Random variable sequence Y t:t=0,±1,±2,±3,... is called a stochastic process and is used as a model for observing time series. 2 mean, variance and covariance

For the random process Y t:t=0,±1,±2,±3,..., the mean function is defined as follows:

Μt =e (Y t), t=0,±1,±2,...

That is, μt is the expectation of the process at t time.

The self covariance function γt,s is defined as follows:

Γt,s =cov (y t, y s), t,s=0,±1,±2,..

where Cov (y T, y s) =e[(y t−μt) (y s−μs)]

The autocorrelation function ρt,s is defined as follows:

Ρt,s =corr (y t, y s), t,s=0,±1,±2,..

Of these: Corr (y T, y s) =cov (y T, y S) var (y T) var (y s) −−−−−−−−−−−−−√1 random walks

Make e 1, E 2,... For the mean value of 0, the variance is an independent σι2 sequence of random variables, and the observed time series Y t:t=1,2,... The structure is as follows:

Y t =y t−1 +e T, initial condition is y 1 =e 1

Note: Over time, the mean is unchanged, the variance increases linearly with time, and the positive correlation of Y values is getting stronger at the adjacent point. 2 Sliding Average

Suppose construction Y T is as follows:

Y t =e t +e t−1 2

It can be proved that all t have ρt,t−k equal. And then the concept of smoothness is derived. 3 Smoothness of 1 smoothness

The basic idea of smoothness: the statistical laws that determine process characteristics do not change with time. In a sense, the process is at the equilibrium point of statistics.

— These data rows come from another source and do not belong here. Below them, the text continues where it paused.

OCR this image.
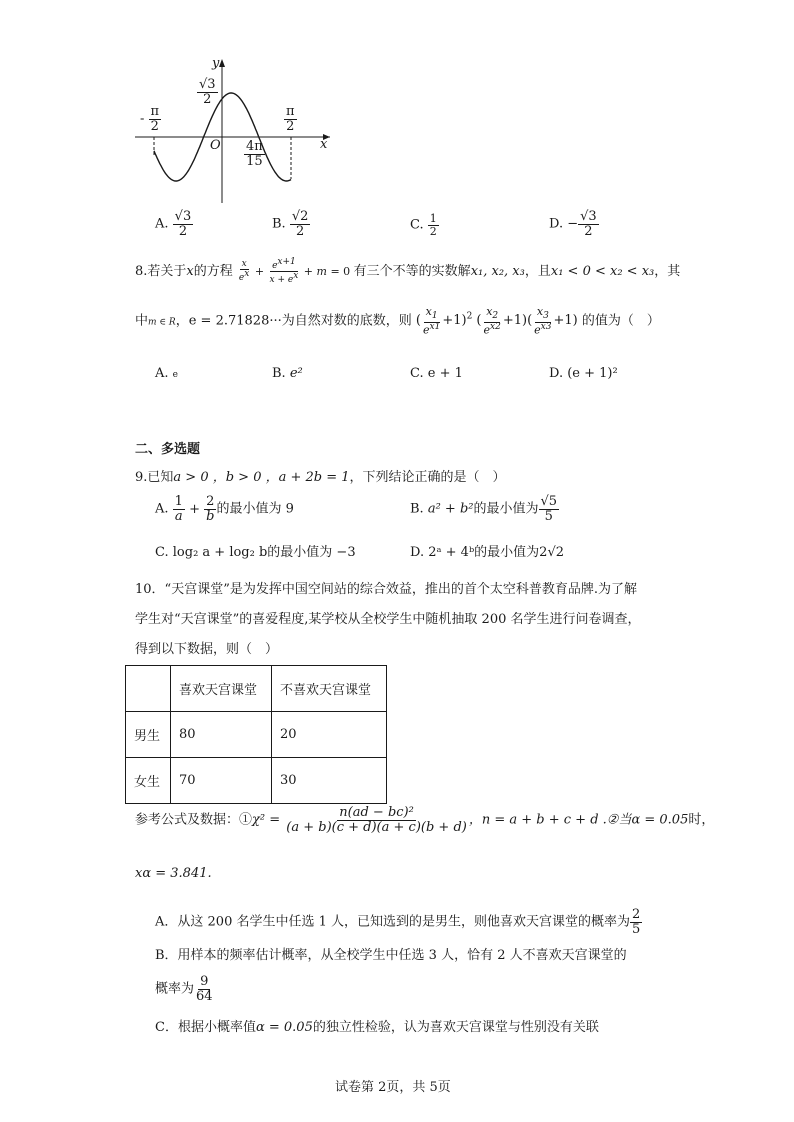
y
x
O
$\frac{√3}{2}$
- $\frac{\pi}{2}$	$\frac{\pi}{2}$
$\frac{4\pi}{15}$
A. $\frac{√3}{2}$	B. $\frac{√2}{2}$	C. $\frac{1}{2}$	D. − $\frac{√3}{2}$
8.若关于x的方程 $\frac{x}{e^x} + \frac{e^{x+1}}{x + e^x} + m = 0$ 有三个不等的实数解x₁, x₂, x₃，且x₁ < 0 < x₂ < x₃，其
中m ∈ R，e = 2.71828···为自然对数的底数，则 ( $\frac{x_1}{e^{x1}} +1)^2$ ( $\frac{x_2}{e^{x2}} +1)( \frac{x_3}{e^{x3}} +1)$ 的值为（　）
A. e	B. e²	C. e + 1	D. (e + 1)²
二、多选题
9.已知a > 0 ，b > 0 ，a + 2b = 1，下列结论正确的是（　）
A. $\frac{1}{a} + \frac{2}{b}$ 的最小值为 9	B. a² + b²的最小值为 $\frac{√5}{5}$
C. log₂ a + log₂ b的最小值为 −3	D. 2ᵃ + 4ᵇ的最小值为2√2
10．“天宫课堂”是为发挥中国空间站的综合效益，推出的首个太空科普教育品牌.为了解
学生对“天宫课堂”的喜爱程度,某学校从全校学生中随机抽取 200 名学生进行问卷调查，
得到以下数据，则（　）
	喜欢天宫课堂	不喜欢天宫课堂
男生	80	20
女生	70	30
参考公式及数据：①χ² = $\frac{\text{n(ad − bc)²}}{(a + b)(c + d)(a + c)(b + d)}$ ，n = a + b + c + d .②当α = 0.05时，
xα = 3.841.
A．从这 200 名学生中任选 1 人，已知选到的是男生，则他喜欢天宫课堂的概率为 $\frac{2}{5}$
B．用样本的频率估计概率，从全校学生中任选 3 人，恰有 2 人不喜欢天宫课堂的
概率为 $\frac{9}{64}$
C．根据小概率值α = 0.05的独立性检验，认为喜欢天宫课堂与性别没有关联
试卷第 2页，共 5页
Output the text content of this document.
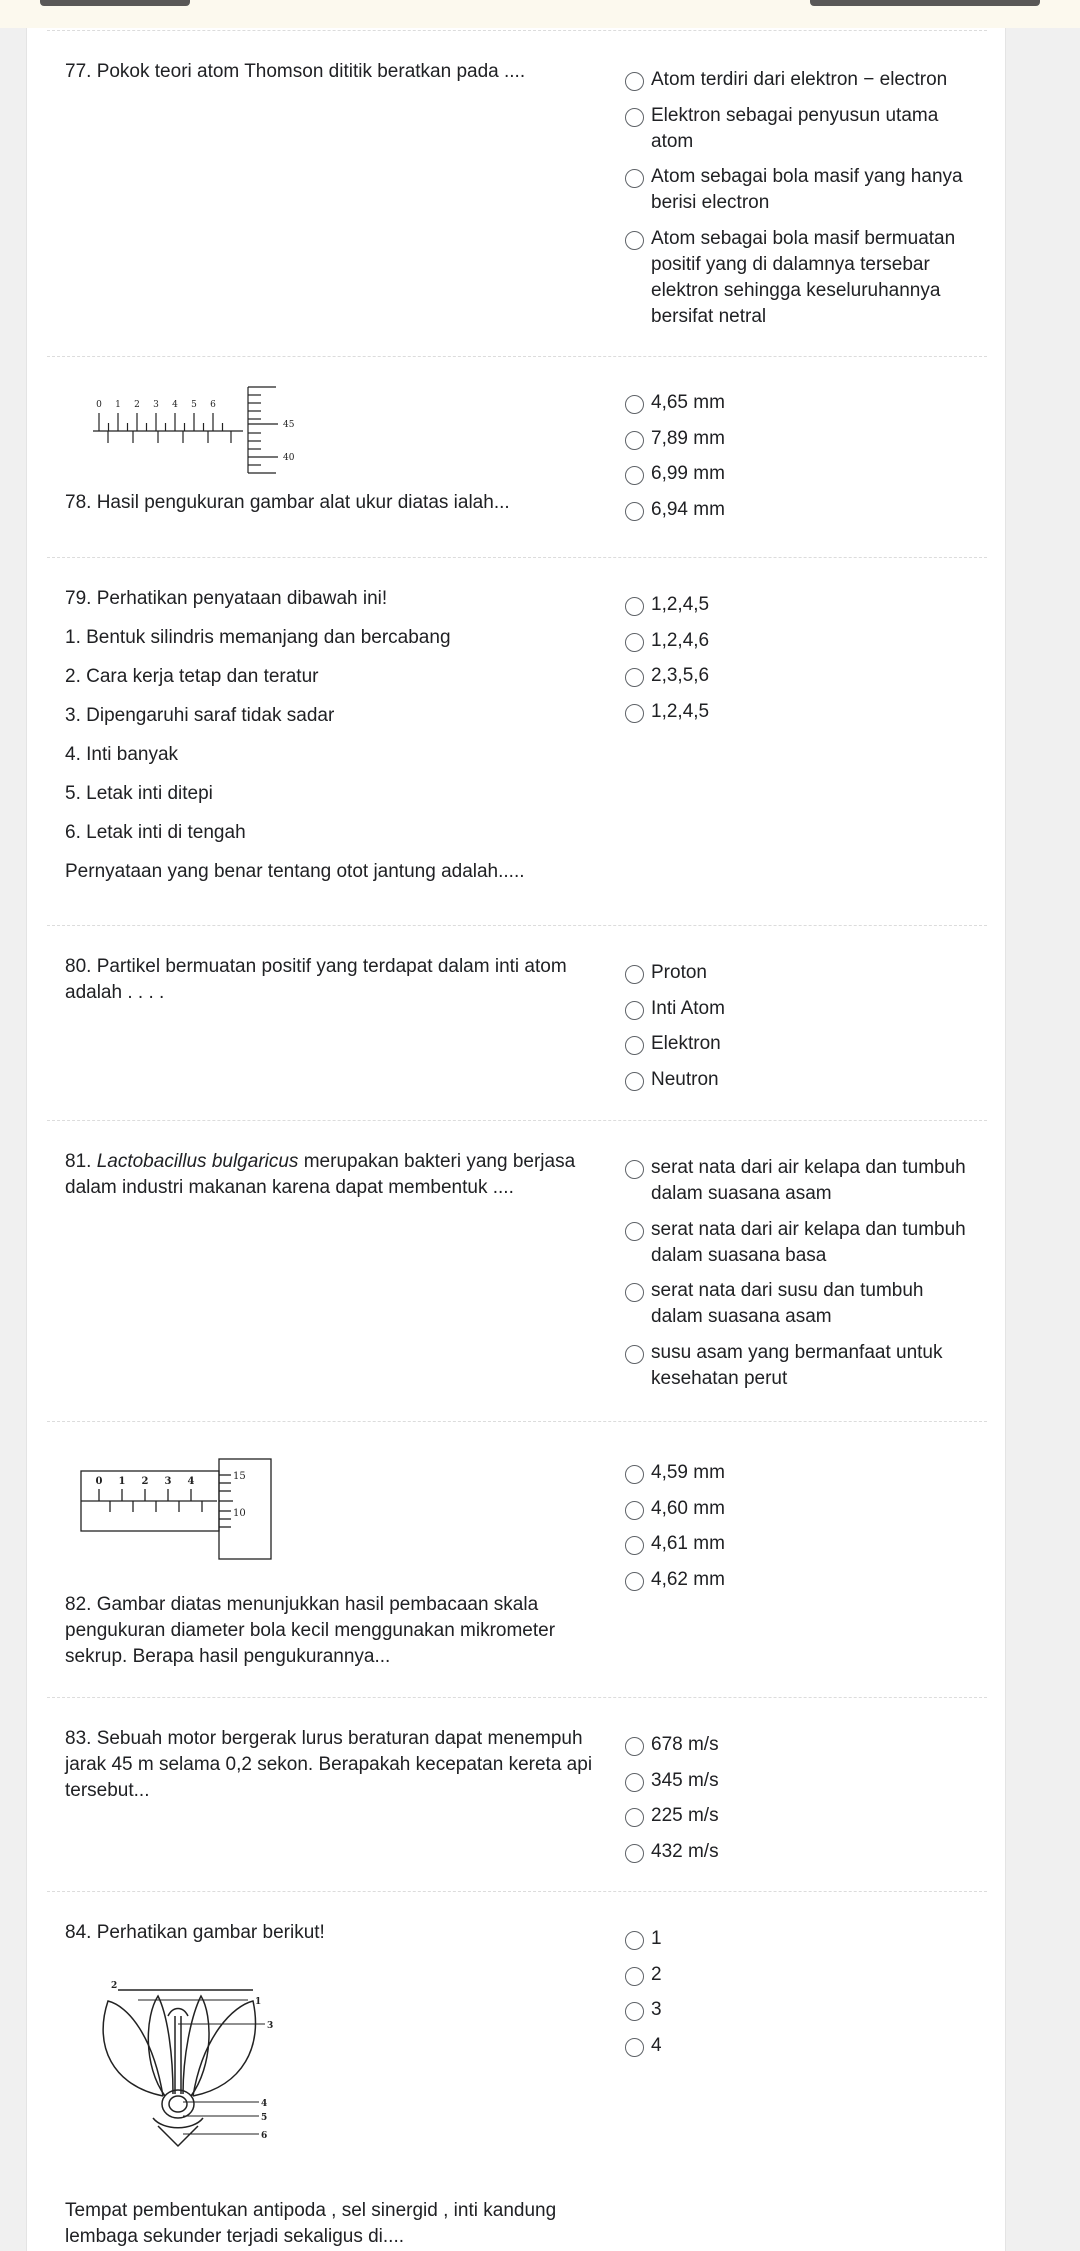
77. Pokok teori atom Thomson dititik beratkan pada ....	Atom terdiri dari elektron − electron
Elektron sebagai penyusun utama atom
Atom sebagai bola masif yang hanya berisi electron
Atom sebagai bola masif bermuatan positif yang di dalamnya tersebar elektron sehingga keseluruhannya bersifat netral
0 1 2 3 4 5 6
45
40
78. Hasil pengukuran gambar alat ukur diatas ialah...
4,65 mm
7,89 mm
6,99 mm
6,94 mm

79. Perhatikan penyataan dibawah ini!

1. Bentuk silindris memanjang dan bercabang

2. Cara kerja tetap dan teratur

3. Dipengaruhi saraf tidak sadar

4. Inti banyak

5. Letak inti ditepi

6. Letak inti di tengah

Pernyataan yang benar tentang otot jantung adalah.....

1,2,4,5
1,2,4,6
2,3,5,6
1,2,4,5
80. Partikel bermuatan positif yang terdapat dalam inti atom adalah . . . .
Proton
Inti Atom
Elektron
Neutron
81. Lactobacillus bulgaricus merupakan bakteri yang berjasa dalam industri makanan karena dapat membentuk ....
serat nata dari air kelapa dan tumbuh dalam suasana asam
serat nata dari air kelapa dan tumbuh dalam suasana basa
serat nata dari susu dan tumbuh dalam suasana asam
susu asam yang bermanfaat untuk kesehatan perut
0 1 2 3 4	15
10
82. Gambar diatas menunjukkan hasil pembacaan skala pengukuran diameter bola kecil menggunakan mikrometer sekrup. Berapa hasil pengukurannya...
4,59 mm
4,60 mm
4,61 mm
4,62 mm
83. Sebuah motor bergerak lurus beraturan dapat menempuh jarak 45 m selama 0,2 sekon. Berapakah kecepatan kereta api tersebut...
678 m/s
345 m/s
225 m/s
432 m/s
84. Perhatikan gambar berikut!
2
1
3
4
5
6
Tempat pembentukan antipoda , sel sinergid , inti kandung lembaga sekunder terjadi sekaligus di....
1
2
3
4
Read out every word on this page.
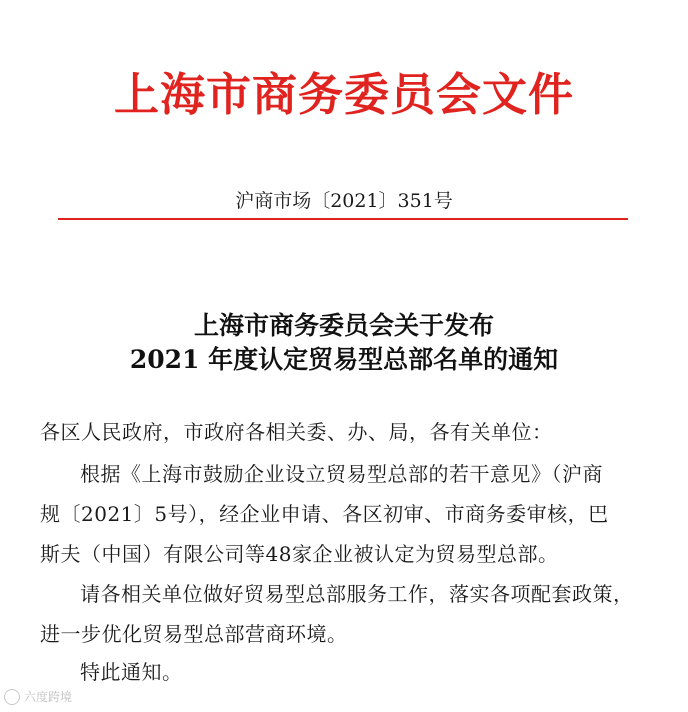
上海市商务委员会文件
沪商市场〔2021〕351号
上海市商务委员会关于发布
2021 年度认定贸易型总部名单的通知
各区人民政府，市政府各相关委、办、局，各有关单位：
根据《上海市鼓励企业设立贸易型总部的若干意见》（沪商
规〔2021〕5号），经企业申请、各区初审、市商务委审核，巴
斯夫（中国）有限公司等48家企业被认定为贸易型总部。
请各相关单位做好贸易型总部服务工作，落实各项配套政策，
进一步优化贸易型总部营商环境。
特此通知。
六度跨境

If all the time delay K and T 1, t 2,..., t n all have y T 1, y T 2,..., y t N and y t 1−k, y t 2−k,..., y T n−k the union distribution is the same, then the process procedure Y t For the strict and stable.

A stochastic process Y T is called a weak (second order moment) stable condition is:

1. The mean function is constant at all times

2.γt,t−k =γt0,k, for all time t and hysteresis K 2 white Noise

The sequence e T, which is defined as a random variable with independent distribution, is strictly stable.

It is assumed that the white noise process has 0 mean value and the variance is σι2 3 random cnoidal

Define a procedure:

Y-T =cos[2π (T12 +θ)]t=0,±1,±2,...

Where the Θ (one-time) is selected from the uniform distribution of intervals 0 to 1

According to the mean value and variance, it can be proved that the process is also stable.

In summary: For a given time series, only the time series graph based on observational data is difficult to assess whether the smoothness is a reasonable assumption.